La campagne « Non aux exécutions les mardis » est entrée dans sa 37e semaine de grèves de la faim dans 22 prisons différentes à travers l’Iran le 8 octobre, à l’approche de la « Journée mondiale contre la peine de mort ».
Dans le communiqué de cette semaine, la campagne « Non aux exécutions les mardis » a signalé qu’au moins 30 personnes ont été exécutées dans diverses prisons du pays les 1er et 2 octobre, dont trois femmes. De plus, Mahmoud Dehmordeh, un condamné à mort de la prison de Zabol, est décédé d’une crise cardiaque en raison d’un manque de soins médicaux.

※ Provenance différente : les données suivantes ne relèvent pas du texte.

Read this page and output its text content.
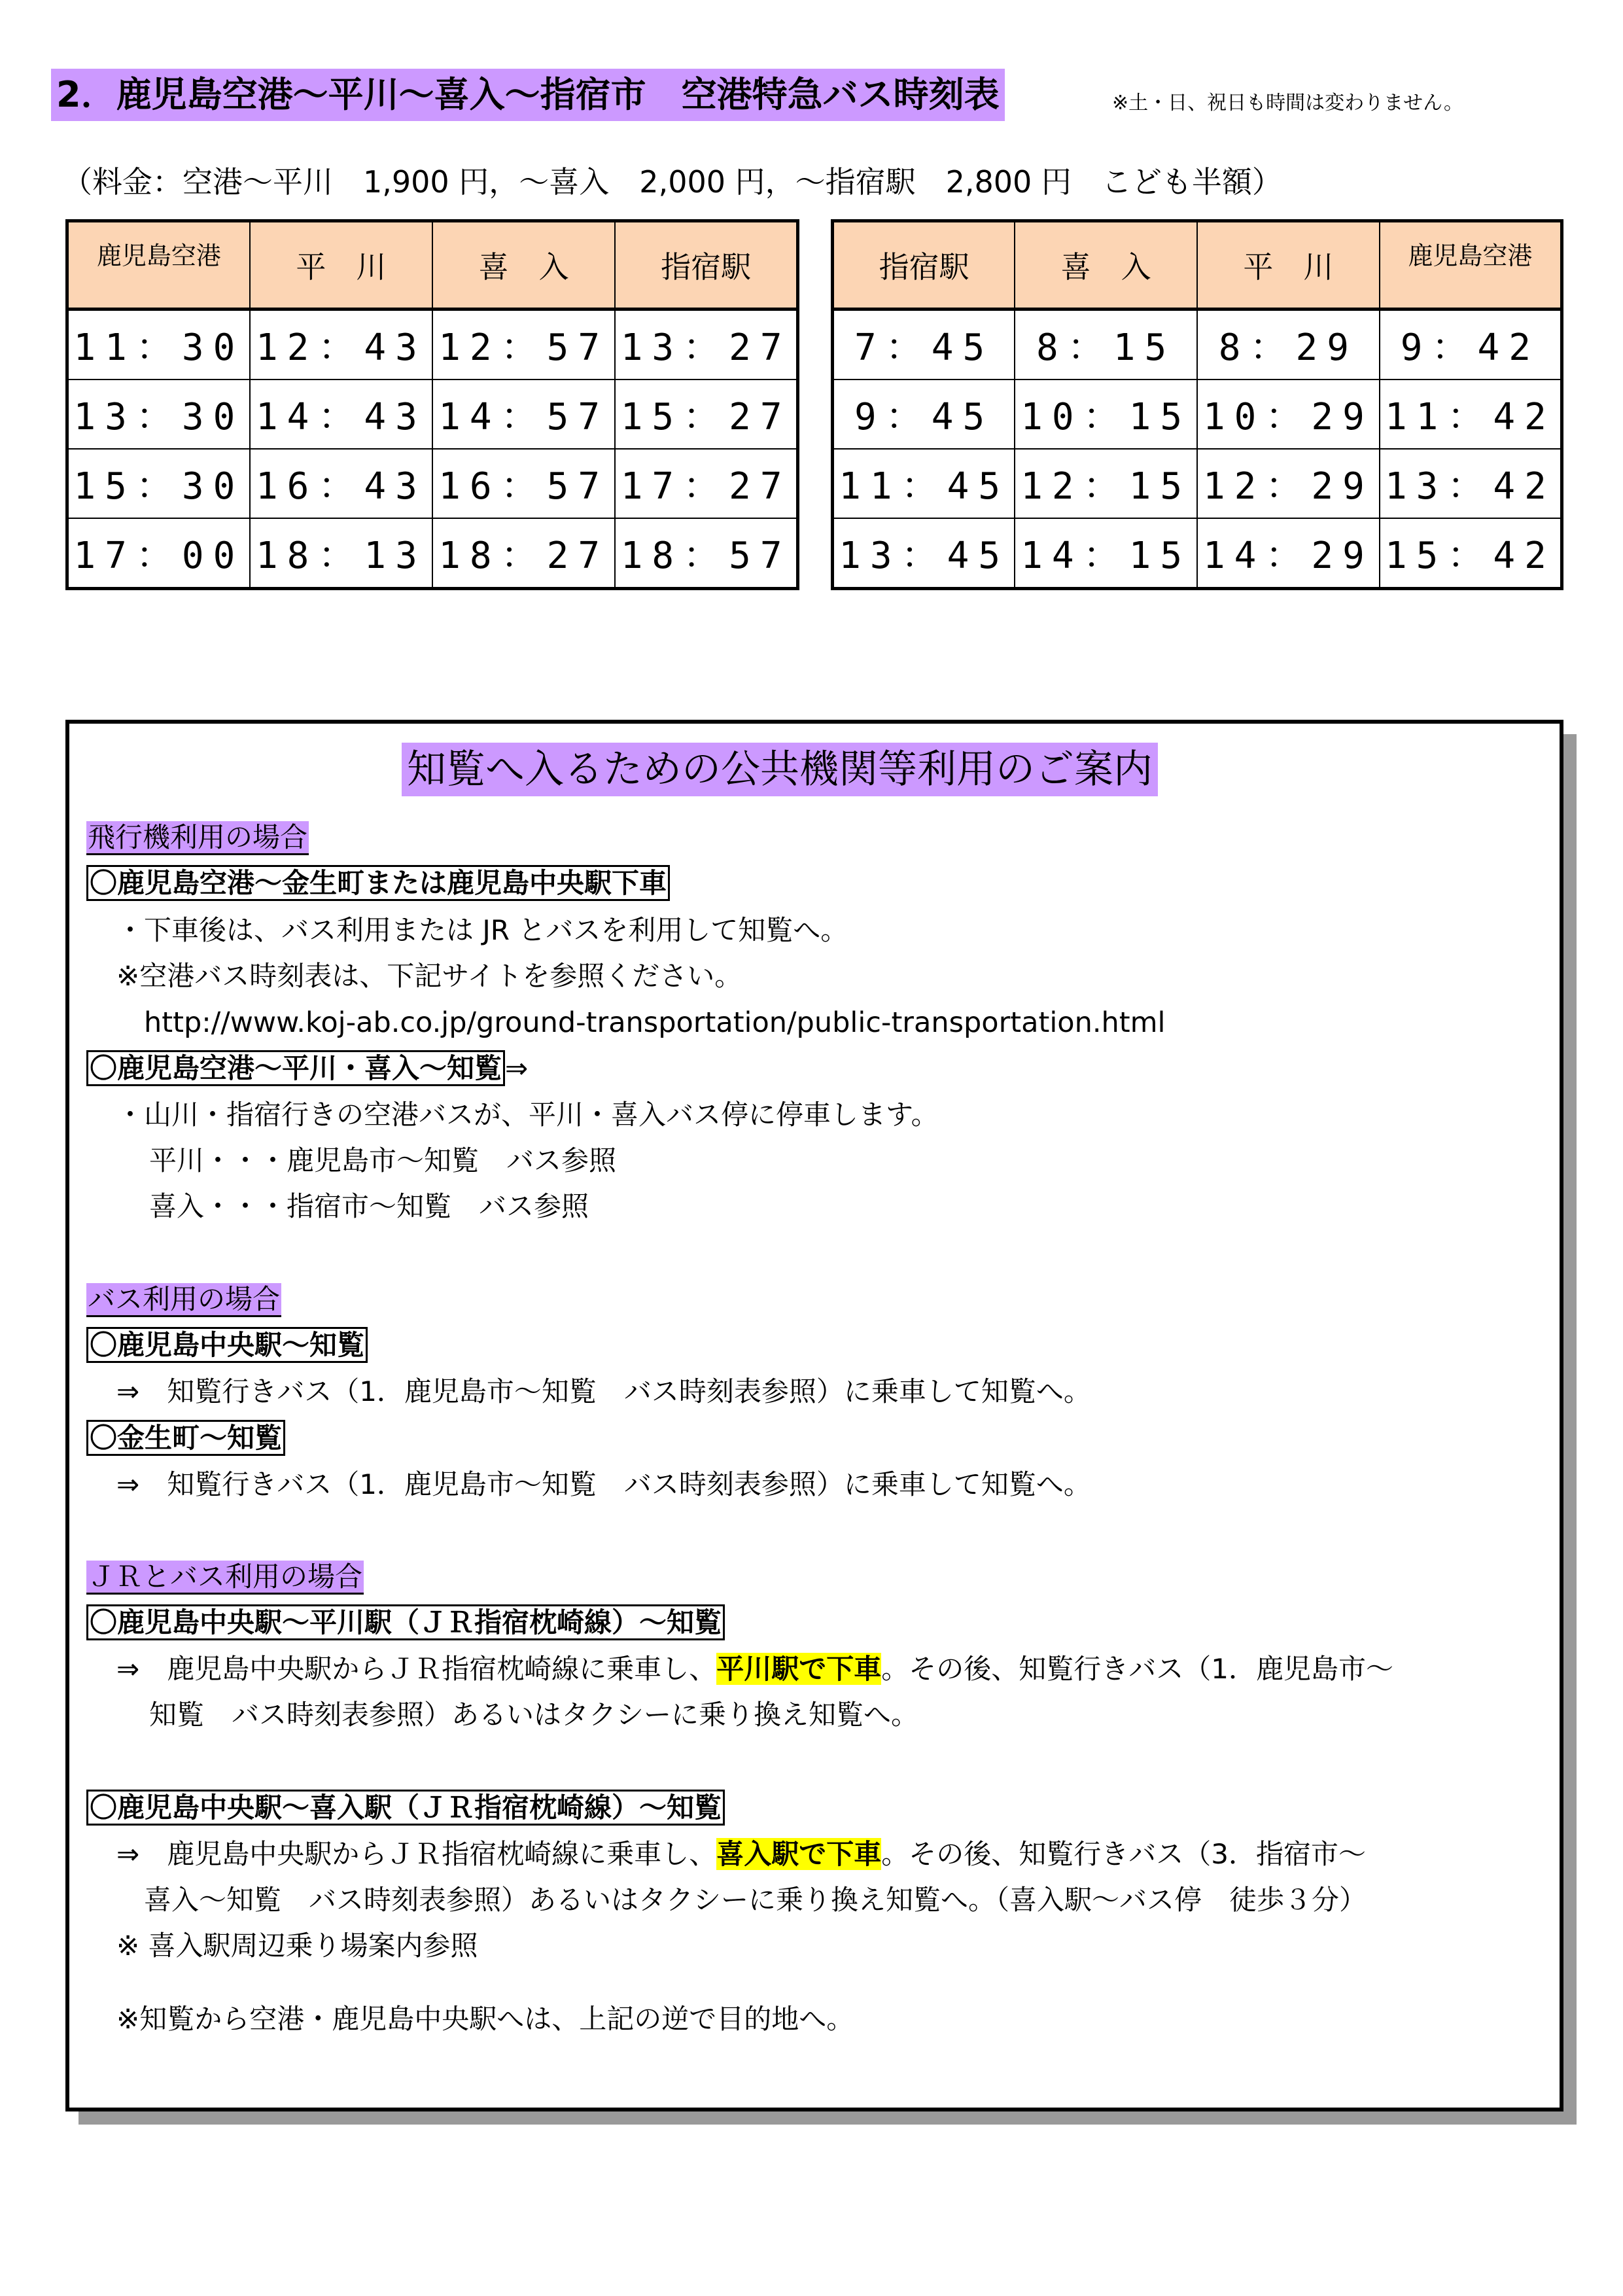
2．鹿児島空港～平川～喜入～指宿市　空港特急バス時刻表	※土・日、祝日も時間は変わりません。
（料金：空港～平川　1,900 円，～喜入　2,000 円，～指宿駅　2,800 円　こども半額）
鹿児島空港	平　川	喜　入	指宿駅
11：30	12：43	12：57	13：27
13：30	14：43	14：57	15：27
15：30	16：43	16：57	17：27
17：00	18：13	18：27	18：57
指宿駅	喜　入	平　川	鹿児島空港
7：45	8：15	8：29	9：42
9：45	10：15	10：29	11：42
11：45	12：15	12：29	13：42
13：45	14：15	14：29	15：42
知覧へ入るための公共機関等利用のご案内
飛行機利用の場合
〇鹿児島空港～金生町または鹿児島中央駅下車
・下車後は、バス利用または JR とバスを利用して知覧へ。
※空港バス時刻表は、下記サイトを参照ください。
http://www.koj-ab.co.jp/ground-transportation/public-transportation.html
〇鹿児島空港～平川・喜入～知覧 ⇒
・山川・指宿行きの空港バスが、平川・喜入バス停に停車します。
平川・・・鹿児島市～知覧　バス参照
喜入・・・指宿市～知覧　バス参照
バス利用の場合
〇鹿児島中央駅～知覧
⇒　知覧行きバス（1．鹿児島市～知覧　バス時刻表参照）に乗車して知覧へ。
〇金生町～知覧
⇒　知覧行きバス（1．鹿児島市～知覧　バス時刻表参照）に乗車して知覧へ。
ＪＲとバス利用の場合
〇鹿児島中央駅～平川駅（ＪＲ指宿枕崎線）～知覧
⇒　鹿児島中央駅からＪＲ指宿枕崎線に乗車し、平川駅で下車。その後、知覧行きバス（1．鹿児島市～
知覧　バス時刻表参照）あるいはタクシーに乗り換え知覧へ。
〇鹿児島中央駅～喜入駅（ＪＲ指宿枕崎線）～知覧
⇒　鹿児島中央駅からＪＲ指宿枕崎線に乗車し、喜入駅で下車。その後、知覧行きバス（3．指宿市～
喜入～知覧　バス時刻表参照）あるいはタクシーに乗り換え知覧へ。（喜入駅～バス停　徒歩３分）
※ 喜入駅周辺乗り場案内参照
※知覧から空港・鹿児島中央駅へは、上記の逆で目的地へ。
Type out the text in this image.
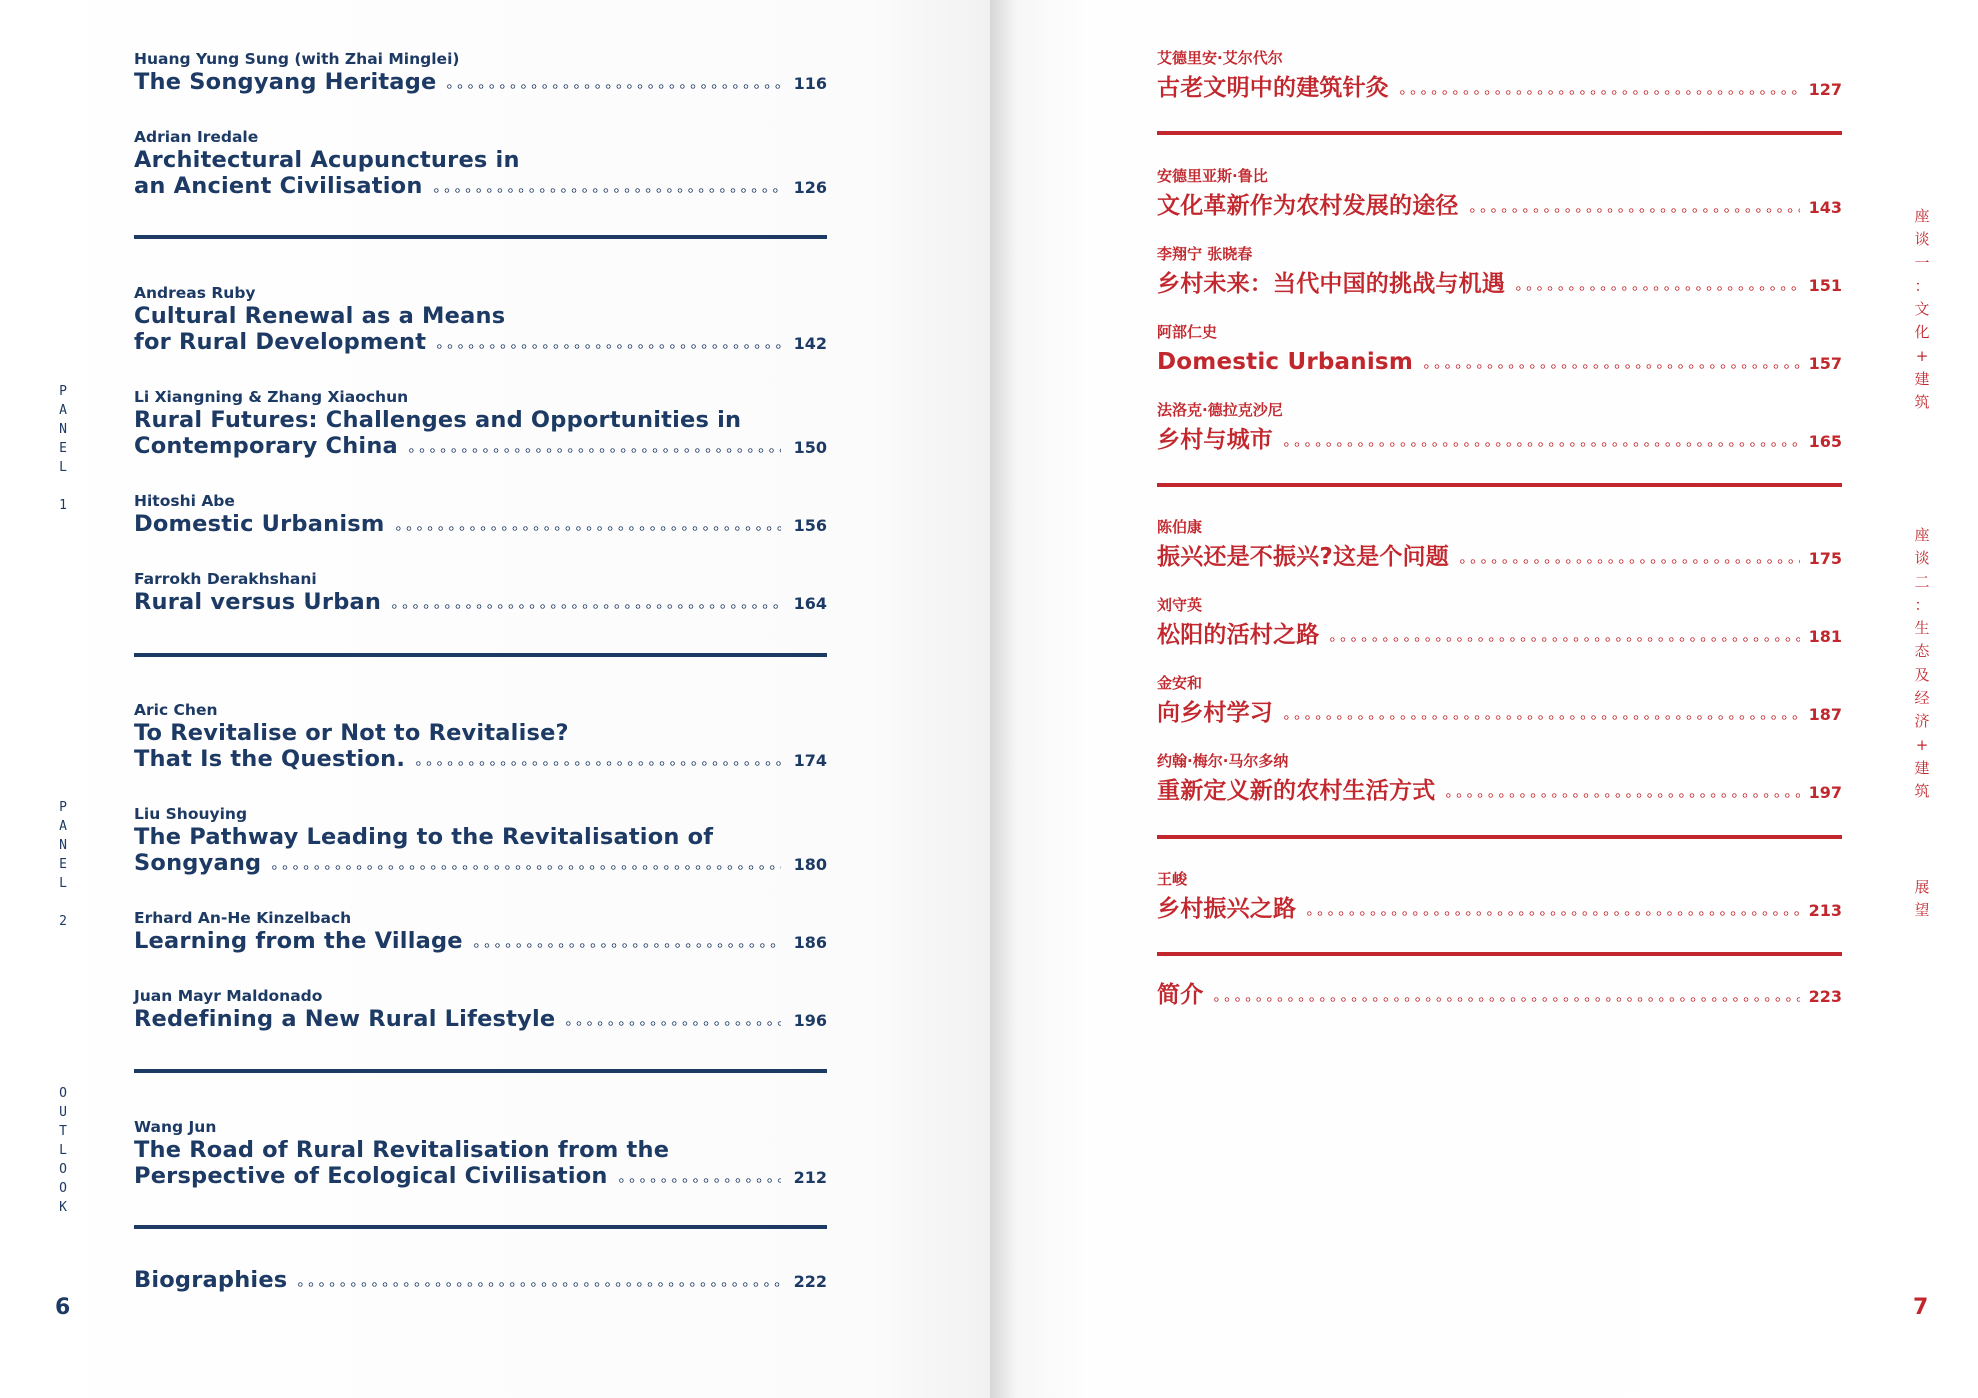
P
A
N
E
L
1
P
A
N
E
L
2
O
U
T
L
O
O
K
Huang Yung Sung (with Zhai Minglei)
The Songyang Heritage	116
Adrian Iredale
Architectural Acupunctures in
an Ancient Civilisation	126
Andreas Ruby
Cultural Renewal as a Means
for Rural Development	142
Li Xiangning & Zhang Xiaochun
Rural Futures: Challenges and Opportunities in
Contemporary China	150
Hitoshi Abe
Domestic Urbanism	156
Farrokh Derakhshani
Rural versus Urban	164
Aric Chen
To Revitalise or Not to Revitalise?
That Is the Question.	174
Liu Shouying
The Pathway Leading to the Revitalisation of
Songyang	180
Erhard An-He Kinzelbach
Learning from the Village	186
Juan Mayr Maldonado
Redefining a New Rural Lifestyle	196
Wang Jun
The Road of Rural Revitalisation from the
Perspective of Ecological Civilisation	212
Biographies	222
6
艾德里安·艾尔代尔
古老文明中的建筑针灸	127
安德里亚斯·鲁比
文化革新作为农村发展的途径	143
李翔宁 张晓春
乡村未来：当代中国的挑战与机遇	151
阿部仁史
Domestic Urbanism	157
法洛克·德拉克沙尼
乡村与城市	165
陈伯康
振兴还是不振兴?这是个问题	175
刘守英
松阳的活村之路	181
金安和
向乡村学习	187
约翰·梅尔·马尔多纳
重新定义新的农村生活方式	197
王峻
乡村振兴之路	213
简介	223
座
谈
一
：
文
化
+
建
筑
座
谈
二
：
生
态
及
经
济
+
建
筑
展
望
7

Selon le communiqué, la semaine dernière, un prisonnier politique nommé Hamid Hosseinnezhad Heydranlou a été condamné à mort par le tribunal révolutionnaire d’Urmia. Il était détenu depuis avril 2023 et a été soumis à de graves tortures. Il a été condamné illégalement, sans procédure régulière, pour « rébellion » (définie selon les lois du régime iranien comme l’opposition au dirigeant islamique, faisant généralement référence à ceux qui s’opposent au régime).
À l’occasion de la « Journée mondiale contre la peine de mort », déclarée par l’Assemblée générale des Nations Unies, la campagne « Non aux exécutions les mardis » a sévèrement critiqué le régime iranien, l’accusant d’être l’un des pires violateurs des droits de l’homme au monde, et a appelé à une attention internationale sérieuse sur la situation des droits de l’homme en Iran.
La campagne a souligné que depuis le début de l’année 2024, près de 450 personnes ont été exécutées en Iran, tandis que de nombreux autres pays s’orientent vers l’abolition de la peine de mort.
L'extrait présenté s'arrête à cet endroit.